Camera traps are increasingly being used as a research tool in behavioral ecology to observe animals in the field. One challenge of continuous data collection by camera traps is that the amount of data produced can be overwhelming to process manually. Machine learning techniques show promise for becoming important tools to meet this challenge in a time- and cost-effective way. Over the past year, we collected images of over 950 social interactions among gopher tortoises from twelve active tortoise burrows at Boyd Hill Nature Preserve in St. Petersburg, Florida. The individual tortoises in each interaction must be identified to comprehensively analyze this data. To automate the re-identification step, we developed a machine learning algorithm to distinguish between tortoises. It takes a large amount of data to train the machine learning algorithm to recognize patterns. Therefore, we describe how our training dataset was collected and created. We also recount how we trained a Siamese neural network to identify individual tortoises based on their carapace markings in a manner similar to how facial recognition is used on humans. This research demonstrates that machine learning has the potential to be a powerful tool to aid data processing and analysis in behavioral ecology. 

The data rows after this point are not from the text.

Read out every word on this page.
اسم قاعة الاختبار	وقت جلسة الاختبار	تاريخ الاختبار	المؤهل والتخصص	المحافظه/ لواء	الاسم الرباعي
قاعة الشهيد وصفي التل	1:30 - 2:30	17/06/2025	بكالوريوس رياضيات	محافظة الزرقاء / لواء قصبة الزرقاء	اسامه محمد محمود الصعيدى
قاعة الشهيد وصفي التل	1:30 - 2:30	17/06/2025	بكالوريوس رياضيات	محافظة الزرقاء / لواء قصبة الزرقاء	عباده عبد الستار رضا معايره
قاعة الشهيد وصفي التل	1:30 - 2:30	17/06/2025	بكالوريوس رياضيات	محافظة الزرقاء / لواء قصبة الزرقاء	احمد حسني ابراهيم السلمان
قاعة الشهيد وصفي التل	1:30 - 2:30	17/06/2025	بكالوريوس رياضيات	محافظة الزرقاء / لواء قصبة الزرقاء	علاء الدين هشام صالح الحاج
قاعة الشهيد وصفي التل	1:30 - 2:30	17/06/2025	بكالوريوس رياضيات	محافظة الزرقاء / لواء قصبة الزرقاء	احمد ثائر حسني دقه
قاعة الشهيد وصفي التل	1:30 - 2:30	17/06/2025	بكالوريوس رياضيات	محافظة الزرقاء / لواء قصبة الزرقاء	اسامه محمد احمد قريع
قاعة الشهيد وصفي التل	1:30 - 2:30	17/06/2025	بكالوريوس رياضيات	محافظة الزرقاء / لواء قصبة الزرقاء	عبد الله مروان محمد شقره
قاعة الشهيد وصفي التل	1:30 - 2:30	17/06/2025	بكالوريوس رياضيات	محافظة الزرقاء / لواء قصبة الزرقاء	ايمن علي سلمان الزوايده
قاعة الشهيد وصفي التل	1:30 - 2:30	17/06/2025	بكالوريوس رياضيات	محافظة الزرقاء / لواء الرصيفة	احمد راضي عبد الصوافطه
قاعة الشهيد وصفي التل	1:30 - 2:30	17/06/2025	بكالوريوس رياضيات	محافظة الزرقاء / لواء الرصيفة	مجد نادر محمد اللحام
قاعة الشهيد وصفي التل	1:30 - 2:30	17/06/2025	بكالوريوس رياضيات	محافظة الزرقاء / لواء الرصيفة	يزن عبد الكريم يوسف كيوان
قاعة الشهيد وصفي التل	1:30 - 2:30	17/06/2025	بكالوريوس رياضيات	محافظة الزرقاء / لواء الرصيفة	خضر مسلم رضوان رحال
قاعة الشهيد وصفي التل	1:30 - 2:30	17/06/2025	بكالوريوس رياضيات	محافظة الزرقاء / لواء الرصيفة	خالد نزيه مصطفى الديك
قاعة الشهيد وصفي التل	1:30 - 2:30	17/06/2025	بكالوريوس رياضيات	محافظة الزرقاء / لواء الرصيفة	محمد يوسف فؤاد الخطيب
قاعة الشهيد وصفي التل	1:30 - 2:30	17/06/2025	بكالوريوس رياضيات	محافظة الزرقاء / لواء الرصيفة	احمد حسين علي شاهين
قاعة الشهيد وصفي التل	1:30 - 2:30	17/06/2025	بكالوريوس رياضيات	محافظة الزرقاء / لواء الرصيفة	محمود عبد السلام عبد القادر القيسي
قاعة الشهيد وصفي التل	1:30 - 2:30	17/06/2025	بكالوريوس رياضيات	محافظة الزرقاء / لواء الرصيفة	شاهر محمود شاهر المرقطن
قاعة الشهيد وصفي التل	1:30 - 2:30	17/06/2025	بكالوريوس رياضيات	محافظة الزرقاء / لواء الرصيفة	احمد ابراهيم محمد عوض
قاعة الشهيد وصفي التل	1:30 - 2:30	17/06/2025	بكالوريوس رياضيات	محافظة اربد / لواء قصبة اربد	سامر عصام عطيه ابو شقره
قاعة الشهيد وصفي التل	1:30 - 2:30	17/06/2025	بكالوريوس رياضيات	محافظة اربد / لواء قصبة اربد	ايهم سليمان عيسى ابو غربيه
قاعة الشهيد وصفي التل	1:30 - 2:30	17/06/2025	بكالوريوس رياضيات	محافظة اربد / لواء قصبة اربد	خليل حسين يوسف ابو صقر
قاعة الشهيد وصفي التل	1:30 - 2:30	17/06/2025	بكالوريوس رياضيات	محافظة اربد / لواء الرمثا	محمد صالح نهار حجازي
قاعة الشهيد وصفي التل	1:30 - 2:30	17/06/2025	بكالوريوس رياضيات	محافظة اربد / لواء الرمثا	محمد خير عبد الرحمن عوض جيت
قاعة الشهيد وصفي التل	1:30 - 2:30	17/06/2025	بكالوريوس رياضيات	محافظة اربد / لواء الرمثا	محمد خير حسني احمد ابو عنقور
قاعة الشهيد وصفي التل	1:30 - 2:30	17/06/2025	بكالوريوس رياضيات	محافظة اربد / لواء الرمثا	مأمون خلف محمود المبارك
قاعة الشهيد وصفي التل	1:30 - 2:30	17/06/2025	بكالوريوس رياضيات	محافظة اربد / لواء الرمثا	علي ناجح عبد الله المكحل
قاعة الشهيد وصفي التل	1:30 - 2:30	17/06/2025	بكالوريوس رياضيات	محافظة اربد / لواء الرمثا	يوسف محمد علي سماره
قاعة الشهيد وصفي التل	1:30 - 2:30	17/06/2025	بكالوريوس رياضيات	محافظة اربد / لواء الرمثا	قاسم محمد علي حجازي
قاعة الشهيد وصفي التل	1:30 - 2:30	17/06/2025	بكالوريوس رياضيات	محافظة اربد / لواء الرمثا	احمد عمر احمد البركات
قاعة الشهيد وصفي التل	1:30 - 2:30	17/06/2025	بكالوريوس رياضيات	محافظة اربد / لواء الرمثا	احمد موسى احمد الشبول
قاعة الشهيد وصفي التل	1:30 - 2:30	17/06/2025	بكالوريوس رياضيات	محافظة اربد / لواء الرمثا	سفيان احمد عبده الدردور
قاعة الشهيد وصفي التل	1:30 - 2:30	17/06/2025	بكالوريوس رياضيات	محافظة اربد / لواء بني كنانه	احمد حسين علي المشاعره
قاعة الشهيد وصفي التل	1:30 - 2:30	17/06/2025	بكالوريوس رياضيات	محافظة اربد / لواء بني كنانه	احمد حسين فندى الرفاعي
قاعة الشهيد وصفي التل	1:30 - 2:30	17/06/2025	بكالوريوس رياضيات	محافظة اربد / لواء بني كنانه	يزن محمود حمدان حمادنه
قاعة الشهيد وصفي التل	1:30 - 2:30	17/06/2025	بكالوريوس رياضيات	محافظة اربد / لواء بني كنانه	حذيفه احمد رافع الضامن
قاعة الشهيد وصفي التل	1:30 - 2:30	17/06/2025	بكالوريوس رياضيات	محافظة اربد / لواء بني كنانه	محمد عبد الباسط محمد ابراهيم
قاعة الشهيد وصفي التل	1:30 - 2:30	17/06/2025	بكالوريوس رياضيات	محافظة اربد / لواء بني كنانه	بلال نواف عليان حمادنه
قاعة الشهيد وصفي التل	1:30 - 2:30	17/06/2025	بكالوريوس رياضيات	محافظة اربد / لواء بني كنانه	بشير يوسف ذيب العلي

Camera trap time-lapse recordings can collect vast amounts of data on wildlife in their natural settings. Transforming these data into information useful to ecologists is a major challenge. Machine learning techniques show promise for becoming important tools in the cost-effective analysis of camera trap data, but only if they become readily available to researchers without requiring advanced computing skills and resources. We present a new suite of software tools that reduce the amount of human effort needed to segment time-lapse, camera trap recordings in preparation for analysis. The tools incorporate a convolutional neural network trained to detect a focal species and to generate a draft video segmentation indicating the ranges of time when the focal species is present. We evaluated the utility of our neural network by comparing manual and automatic segmentations of 64 time-lapse recordings of gopher tortoise (Gopherus polyphemus) burrows, recorded in Pinellas County, Florida, USA between 25 November 2020 and 30 November 2020. The neural network correctly found 130 of the 145 segments containing tortoises (89.7%), whereas student graders found 135 segments (93.1%). A year of experience using the new software suite in an ongoing study of gopher tortoises deploying 12 camera traps indicates one person, assisted by machine learning algorithms, can segment a week's worth of time-lapse recordings-11.5 hours of standard-speed video-in under 3 hours. We concluded that the use of machine learning algorithms is practical and allows researchers to process large volumes of time-lapse data with minimal human effort.

A new open-source image processing pipeline for analyzing camera trap time-lapse recordings is described. This pipeline includes machine learning models to assist human-in-the-loop video segmentation and animal re-identification. We present some performance results and observations on the utility of this pipeline after using it in a year-long project studying the spatial ecology and social behavior of the gopher tortoise.